Also Saturday, Baghdad provincial Gov. Hussein al-Tahan escaped unharmed when his convoy came under attack in a predominantly Sunni district in the southwest of the capital. An Associated Press Television News cameraman who was in the governor's convoy filmed the gunbattle between governor's guards and the attackers.

In other developments:

-In Baghdad, a U.S. soldier was killed and three others were wounded Saturday by a roadside bombing while they were taking part in a raid against suspected insurgents in the capital, the U.S. military said in a statement.

-The Iraqi government announced plans to sue an Iraqi judge who led the U.S.-established Commission on Public Integrity and testified before a U.S. congressional committee last week for allegedly smuggling documents, libeling the prime minister and corruption. Radhi Hamza al-Radhi, who is seeking asylum in the United States, has said he was forced to flee Iraq after trying to unearth instances of government fraud and abuse.

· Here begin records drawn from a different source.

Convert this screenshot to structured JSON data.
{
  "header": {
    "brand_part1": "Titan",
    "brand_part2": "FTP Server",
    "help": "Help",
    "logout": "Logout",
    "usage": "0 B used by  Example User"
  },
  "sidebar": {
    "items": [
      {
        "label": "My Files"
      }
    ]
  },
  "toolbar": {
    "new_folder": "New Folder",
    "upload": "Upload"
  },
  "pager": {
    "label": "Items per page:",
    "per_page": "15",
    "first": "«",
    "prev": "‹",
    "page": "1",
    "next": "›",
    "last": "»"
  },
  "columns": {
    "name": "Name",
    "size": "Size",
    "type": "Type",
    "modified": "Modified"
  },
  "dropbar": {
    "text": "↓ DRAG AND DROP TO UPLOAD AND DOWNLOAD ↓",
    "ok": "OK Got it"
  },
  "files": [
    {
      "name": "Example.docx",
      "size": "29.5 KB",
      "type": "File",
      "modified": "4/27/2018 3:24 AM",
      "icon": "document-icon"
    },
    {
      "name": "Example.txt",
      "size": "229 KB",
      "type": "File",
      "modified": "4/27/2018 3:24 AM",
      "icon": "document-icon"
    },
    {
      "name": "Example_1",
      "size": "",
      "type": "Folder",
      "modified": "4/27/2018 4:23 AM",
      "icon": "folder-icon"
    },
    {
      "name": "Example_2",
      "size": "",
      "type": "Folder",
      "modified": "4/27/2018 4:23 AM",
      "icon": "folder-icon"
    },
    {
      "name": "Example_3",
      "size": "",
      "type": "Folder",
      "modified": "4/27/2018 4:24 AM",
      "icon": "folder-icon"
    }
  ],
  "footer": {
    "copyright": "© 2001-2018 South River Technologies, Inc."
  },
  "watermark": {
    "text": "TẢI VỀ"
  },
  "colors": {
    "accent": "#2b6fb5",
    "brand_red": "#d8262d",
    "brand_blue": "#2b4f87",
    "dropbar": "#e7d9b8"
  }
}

-More than 1,000 residents gathered Saturday in the Shiite-dominated western neighborhood of Washash in Baghdad to protest concrete partitions that the military says have been erected for their safety. Protesters said the walls serve more to keep them cut off from the rest of the capital. Salam Rasheed al-Iqabi, a local sheik, said the wall paralyzes the movement of the people. "We want the wall removed," he told AP Television News.

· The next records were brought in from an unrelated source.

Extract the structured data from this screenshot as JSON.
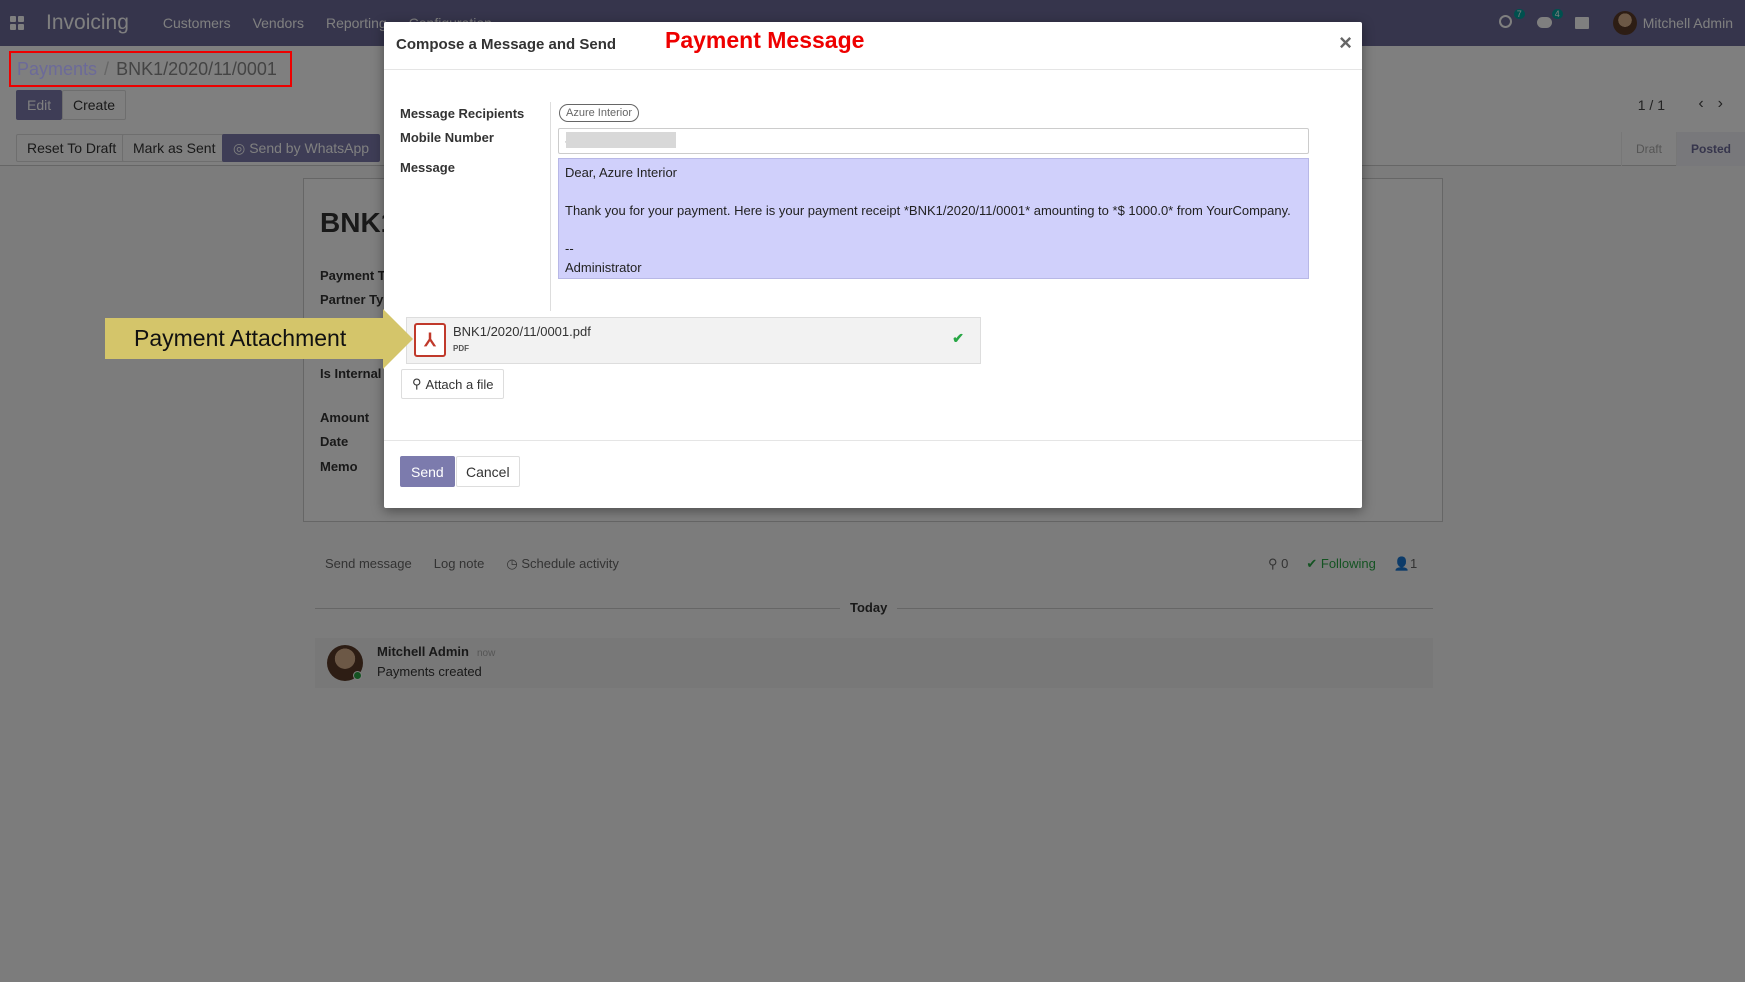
{
  "navbar": {
    "app_name": "Invoicing",
    "menu": [
      "Customers",
      "Vendors",
      "Reporting",
      "Configuration"
    ],
    "activity_count": "7",
    "message_count": "4",
    "user_name": "Mitchell Admin"
  },
  "breadcrumb": {
    "parent": "Payments",
    "separator": "/",
    "current": "BNK1/2020/11/0001"
  },
  "control_panel": {
    "edit_label": "Edit",
    "create_label": "Create",
    "pager": "1 / 1"
  },
  "actions": {
    "reset_label": "Reset To Draft",
    "mark_sent_label": "Mark as Sent",
    "whatsapp_label": "Send by WhatsApp"
  },
  "status": {
    "steps": [
      "Draft",
      "Posted"
    ],
    "active": "Posted"
  },
  "sheet": {
    "title": "BNK1",
    "labels": [
      "Payment T",
      "Partner Ty",
      "Is Internal",
      "Amount",
      "Date",
      "Memo"
    ]
  },
  "chatter": {
    "send_message": "Send message",
    "log_note": "Log note",
    "schedule": "Schedule activity",
    "attachments_count": "0",
    "following": "Following",
    "followers_count": "1",
    "today": "Today",
    "message": {
      "author": "Mitchell Admin",
      "time": "now",
      "body": "Payments created"
    }
  },
  "modal": {
    "title": "Compose a Message and Send",
    "annotation": "Payment Message",
    "close_symbol": "×",
    "recipients_label": "Message Recipients",
    "recipient": "Azure Interior",
    "mobile_label": "Mobile Number",
    "mobile_value": "+",
    "message_label": "Message",
    "message_lines": [
      "Dear, Azure Interior",
      "",
      "Thank you for your payment. Here is your payment receipt *BNK1/2020/11/0001* amounting to *$ 1000.0* from YourCompany.",
      "",
      "--",
      "Administrator"
    ],
    "attachment": {
      "name": "BNK1/2020/11/0001.pdf",
      "ext": "PDF"
    },
    "attach_label": "Attach a file",
    "send_label": "Send",
    "cancel_label": "Cancel"
  },
  "callout": {
    "text": "Payment Attachment",
    "color": "#d4c56a"
  },
  "colors": {
    "brand": "#6c6a99",
    "primary": "#7c7bad",
    "annotation_red": "#e00000",
    "message_bg": "#d0d0fb",
    "success": "#28a745"
  }
}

-In Poland, a doctor said the country's ambassador to Iraq was being kept in an artificial coma after suffering severe burns in an apparent assassination attempt last week in downtown Baghdad. The ambassador, Gen. Edward Pietrzyk, was wounded when his convoy was ambushed with roadside bombs while traveling Wednesday through Baghdad. A Polish security guard and two others were killed.